Mais l'état d'urgence n'aurait qu'un temps et ne réglerait pas le malaise des profondeurs.

Si la Justice - il faut saluer la réactivité du procureur de la République de Paris qui a fait en sorte que l'appareil judiciaire soit adapté aux multiples interpellations dominicales - se décidait à édicter autre chose que du sursis à l'encontre de ces voyous (avec quelle obstination on cherche l'ultradroite quand l'ultragauche crève les yeux !) qui, par le biais d'Internet seront prêts à renouveler le pire, qui serait ému sinon les professionnels du laxisme et de l'empathie pervers ?

La sévérité judiciaire écarterait ponctuellement la malfaisance mais ne résoudrait pas le mal.
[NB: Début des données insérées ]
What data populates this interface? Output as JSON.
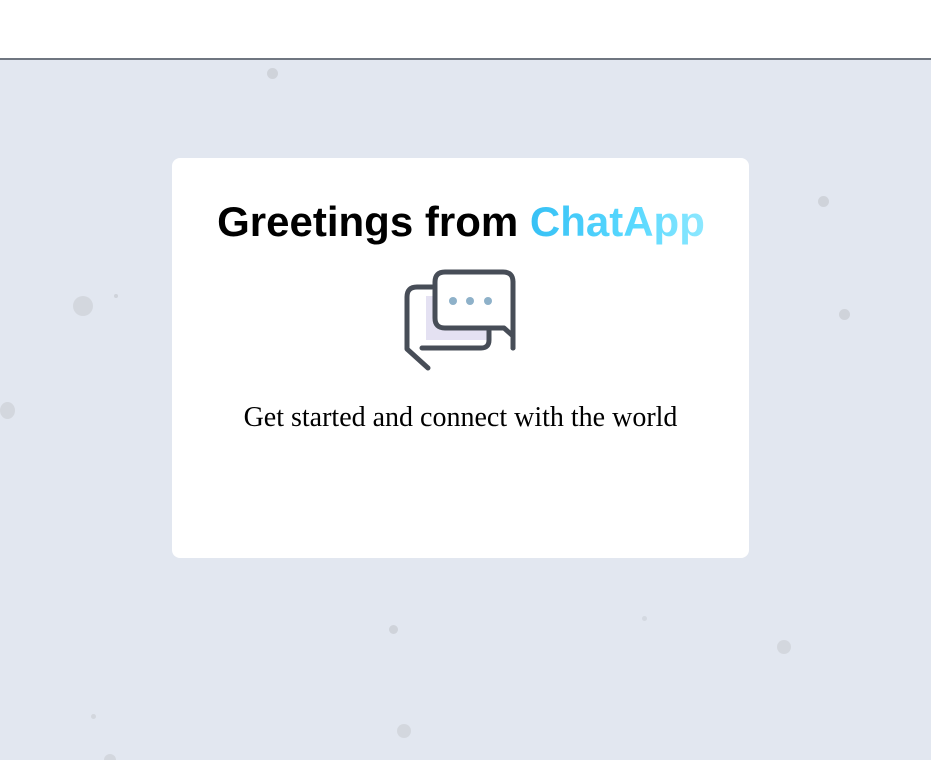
{
  "card": {
    "title_prefix": "Greetings from ",
    "title_brand": "ChatApp",
    "subtitle": "Get started and connect with the world",
    "icon": "chat-bubbles-icon"
  },
  "colors": {
    "background": "#e2e7f0",
    "card": "#ffffff",
    "brand_gradient_start": "#37c1f5",
    "brand_gradient_end": "#8ee8ff",
    "icon_stroke": "#474d57",
    "icon_dots": "#8eb1c9",
    "icon_fill": "#e4e1f2"
  }
}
Il est indéniable, quelle que soit l'approche qu'on adopte à l'égard des Gilets jaunes depuis le début de leur mouvement avec un faible pourcentage d'excités politisés et beaucoup de citoyens se disant laissés-pour-compte et abandonnés. Derrière leur fureur et leur ressentiment, il y a de la détresse sociale. Ils veulent attirer l'attention du pouvoir sur eux pour qu'au moins on les écoute mais jusqu'à maintenant le pouvoir, malgré les vagues apparences de ces derniers jours, est resté maladroitement sourd.

Il y a une solution, monsieur le Président.
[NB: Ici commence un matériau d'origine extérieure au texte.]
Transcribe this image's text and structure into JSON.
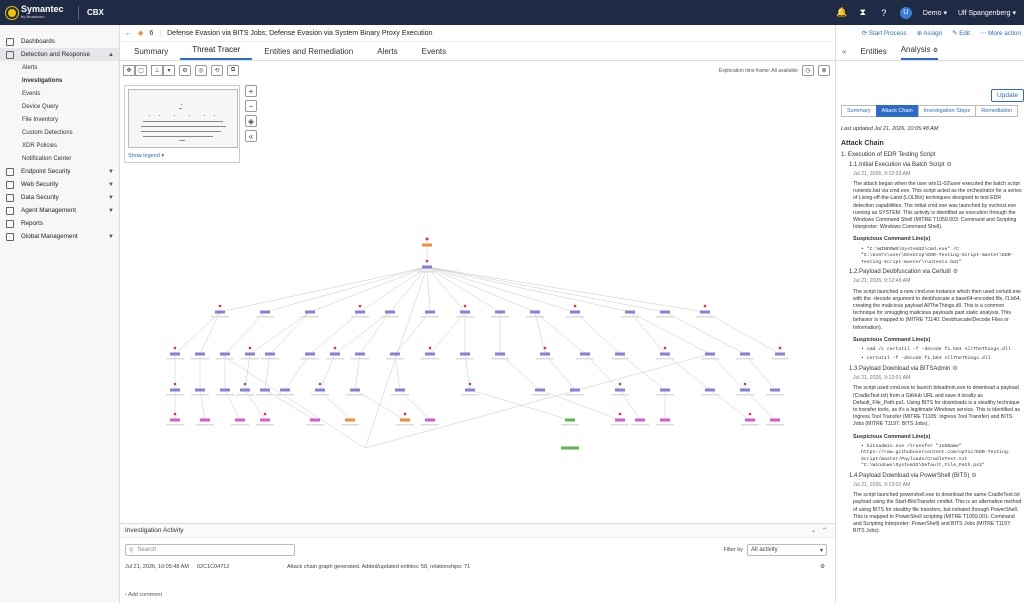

Je laisse de côté les "ça sent la révolution", "c'est Mai 68 qui revient", cette envie de poudre de moins en moins républicaine, ce désir d'une démocratie devenue tellement haineuse qu'elle préparerait avec sadisme le lit d'une guerre civile.

Ce qui m'importe est de réfléchir sur les "Macron, démission", sur la revendication d'une dissolution, sur la proposition d'un référendum, sur les pétitions, aussi absurdes qu'elles soient, réclamant sa destitution, sur l'extrémisme allant jusqu'à exiger une expertise capillaire du président. On peut rire de cela ou plutôt s'en indigner mais cette vindicte si rapide et si intense qui n'est pas de même nature, plus politique pour certains, plus instinctive et irrationnelle pour beaucoup d'autres, alors qu'on n'a même pas atteint le terme des deux premières années du quinquennat, est révélatrice d'un climat délétère et suspicieux. Dont le président a, j'en suis sûr, conscience.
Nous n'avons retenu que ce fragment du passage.